Shanghai Daily, 24 January 2014

 

        SIX scientists from Shanghai’s Tongji University will be part of the second ocean drilling expedition to the South China Sea that will set off next week.
        The IODP Expedition 349 will drill three sites into the basement of the seabed to seek answers to the long-debated question of how old the South China Sea is, chief Chinese scientist Li Chunfeng said in Shanghai yesterday.
        The team of 31 international scientists, including 13 Chinese, will be on board the D/V “Joides Resolution” which will set off from Hong Kong on January 28, said Li, who is a professor of Tongji’s School of Ocean and Earth Sciences and a deputy director of State Key Laboratory of Marine Geology.
        Besides Chinese, nine scientists from the United States, three from Europe, two from Japan, and one each from South Korea, India, Australia and Brazil will be on board. There are two observers from the Philippines and Chinese Taipei.
        “Scientists have been debating for decades over whether the South China Sea was formed 32 million years ago. Our expedition will help determine the accurate ages, which are critical to unraveling other regional scientific problems,” Li said. Two drilling sites will be in the east sub-basin of the South China Sea while the third will be in the southwest sub-basin.
        The drilling will penetrate nearly 2,000 meters into the basement at about 4,000 meters water depth to collect rock samples of different ages within different magnetic zones of the sea.
        “The samples will provide direct constraints on the age of underlying basement of the South China Sea and critical information on how the crust and mantle evolved during various stages of basin evolution,” Li said.

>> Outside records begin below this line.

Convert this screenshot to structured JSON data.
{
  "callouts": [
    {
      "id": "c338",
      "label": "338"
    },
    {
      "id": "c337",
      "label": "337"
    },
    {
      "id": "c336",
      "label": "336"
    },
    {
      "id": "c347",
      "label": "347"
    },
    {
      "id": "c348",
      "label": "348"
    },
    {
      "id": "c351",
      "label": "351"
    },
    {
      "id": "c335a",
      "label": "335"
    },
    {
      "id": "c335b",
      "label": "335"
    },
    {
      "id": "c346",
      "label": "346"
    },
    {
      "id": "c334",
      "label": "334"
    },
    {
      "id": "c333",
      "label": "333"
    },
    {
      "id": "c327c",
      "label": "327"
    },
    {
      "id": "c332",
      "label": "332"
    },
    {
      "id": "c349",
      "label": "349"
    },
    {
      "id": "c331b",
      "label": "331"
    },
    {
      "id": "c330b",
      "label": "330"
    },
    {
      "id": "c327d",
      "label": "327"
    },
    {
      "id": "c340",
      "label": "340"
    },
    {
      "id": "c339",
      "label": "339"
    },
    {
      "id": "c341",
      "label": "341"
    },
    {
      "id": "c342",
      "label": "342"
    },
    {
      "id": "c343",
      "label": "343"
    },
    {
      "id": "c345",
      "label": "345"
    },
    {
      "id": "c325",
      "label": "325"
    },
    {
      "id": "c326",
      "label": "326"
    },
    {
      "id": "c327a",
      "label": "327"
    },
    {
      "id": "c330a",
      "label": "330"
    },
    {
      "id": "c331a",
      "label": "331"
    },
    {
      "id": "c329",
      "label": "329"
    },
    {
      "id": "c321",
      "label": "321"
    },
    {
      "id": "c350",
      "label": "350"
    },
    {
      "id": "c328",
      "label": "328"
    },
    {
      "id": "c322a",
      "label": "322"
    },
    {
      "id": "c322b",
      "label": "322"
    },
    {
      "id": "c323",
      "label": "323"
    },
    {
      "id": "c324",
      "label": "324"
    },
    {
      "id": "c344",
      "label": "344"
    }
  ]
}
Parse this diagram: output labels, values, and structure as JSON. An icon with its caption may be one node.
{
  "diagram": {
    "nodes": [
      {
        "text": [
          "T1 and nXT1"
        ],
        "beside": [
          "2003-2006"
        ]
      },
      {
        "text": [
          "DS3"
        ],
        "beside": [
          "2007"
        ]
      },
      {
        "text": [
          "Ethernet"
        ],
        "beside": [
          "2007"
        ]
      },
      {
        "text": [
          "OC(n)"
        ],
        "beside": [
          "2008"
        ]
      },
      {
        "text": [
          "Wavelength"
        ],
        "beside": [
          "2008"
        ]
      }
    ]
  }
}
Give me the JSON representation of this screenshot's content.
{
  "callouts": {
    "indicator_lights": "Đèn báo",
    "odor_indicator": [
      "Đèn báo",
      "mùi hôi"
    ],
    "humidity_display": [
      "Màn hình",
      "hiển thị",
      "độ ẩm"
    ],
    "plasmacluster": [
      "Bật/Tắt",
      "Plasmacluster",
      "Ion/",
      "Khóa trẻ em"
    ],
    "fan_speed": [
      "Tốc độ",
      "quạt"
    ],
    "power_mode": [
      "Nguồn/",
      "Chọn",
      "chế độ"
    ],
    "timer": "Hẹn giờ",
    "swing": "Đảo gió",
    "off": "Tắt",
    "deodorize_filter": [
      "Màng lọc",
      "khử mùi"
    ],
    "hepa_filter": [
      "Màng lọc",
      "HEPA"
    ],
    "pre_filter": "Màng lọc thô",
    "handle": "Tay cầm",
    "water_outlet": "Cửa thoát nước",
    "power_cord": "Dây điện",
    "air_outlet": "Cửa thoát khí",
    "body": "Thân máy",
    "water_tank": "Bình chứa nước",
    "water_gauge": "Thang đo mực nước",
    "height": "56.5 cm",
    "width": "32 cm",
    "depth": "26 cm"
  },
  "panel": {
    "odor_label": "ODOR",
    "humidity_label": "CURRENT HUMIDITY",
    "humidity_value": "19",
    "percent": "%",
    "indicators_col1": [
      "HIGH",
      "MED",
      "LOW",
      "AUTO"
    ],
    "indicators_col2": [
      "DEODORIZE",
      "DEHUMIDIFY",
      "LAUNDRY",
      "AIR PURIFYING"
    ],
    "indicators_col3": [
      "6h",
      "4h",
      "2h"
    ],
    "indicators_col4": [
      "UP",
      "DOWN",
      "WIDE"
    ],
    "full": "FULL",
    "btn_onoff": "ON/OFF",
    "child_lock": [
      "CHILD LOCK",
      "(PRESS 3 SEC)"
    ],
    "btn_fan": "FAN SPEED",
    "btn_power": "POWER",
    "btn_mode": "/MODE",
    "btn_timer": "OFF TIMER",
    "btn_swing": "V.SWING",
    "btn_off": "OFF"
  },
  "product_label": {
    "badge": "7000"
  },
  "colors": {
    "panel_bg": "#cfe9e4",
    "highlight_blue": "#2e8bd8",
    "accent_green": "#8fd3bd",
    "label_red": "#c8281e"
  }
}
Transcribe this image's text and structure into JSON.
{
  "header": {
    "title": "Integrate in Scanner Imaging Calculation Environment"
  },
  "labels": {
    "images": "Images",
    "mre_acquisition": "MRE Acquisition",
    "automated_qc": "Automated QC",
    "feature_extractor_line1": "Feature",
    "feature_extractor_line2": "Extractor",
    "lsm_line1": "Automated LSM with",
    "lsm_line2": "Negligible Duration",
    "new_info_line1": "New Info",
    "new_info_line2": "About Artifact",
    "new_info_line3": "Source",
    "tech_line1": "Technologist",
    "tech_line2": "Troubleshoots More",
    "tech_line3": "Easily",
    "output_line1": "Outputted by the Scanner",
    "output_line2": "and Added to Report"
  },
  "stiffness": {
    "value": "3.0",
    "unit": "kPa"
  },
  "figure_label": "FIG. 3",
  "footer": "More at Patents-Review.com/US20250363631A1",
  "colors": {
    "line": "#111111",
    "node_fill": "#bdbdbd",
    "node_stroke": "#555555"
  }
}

        If it succeeds, the expedition will set a new record in drilling depth after the first expedition in 1999 which cored a maximum of 850 meters of sediments at a site of 2,000 to 3,000 meters water depth in the South China Sea. The first expedition made great contributions to the study of the history of climatic environment of the South China Sea.
        “IODP Expedition 349 will also be the first time for scientists to get samples of oceanic basalts formed with the opening of the South China Sea,” Li said, adding that drilling will be very difficult because the rocks in the deeper part are much harder and have different chemical compositions.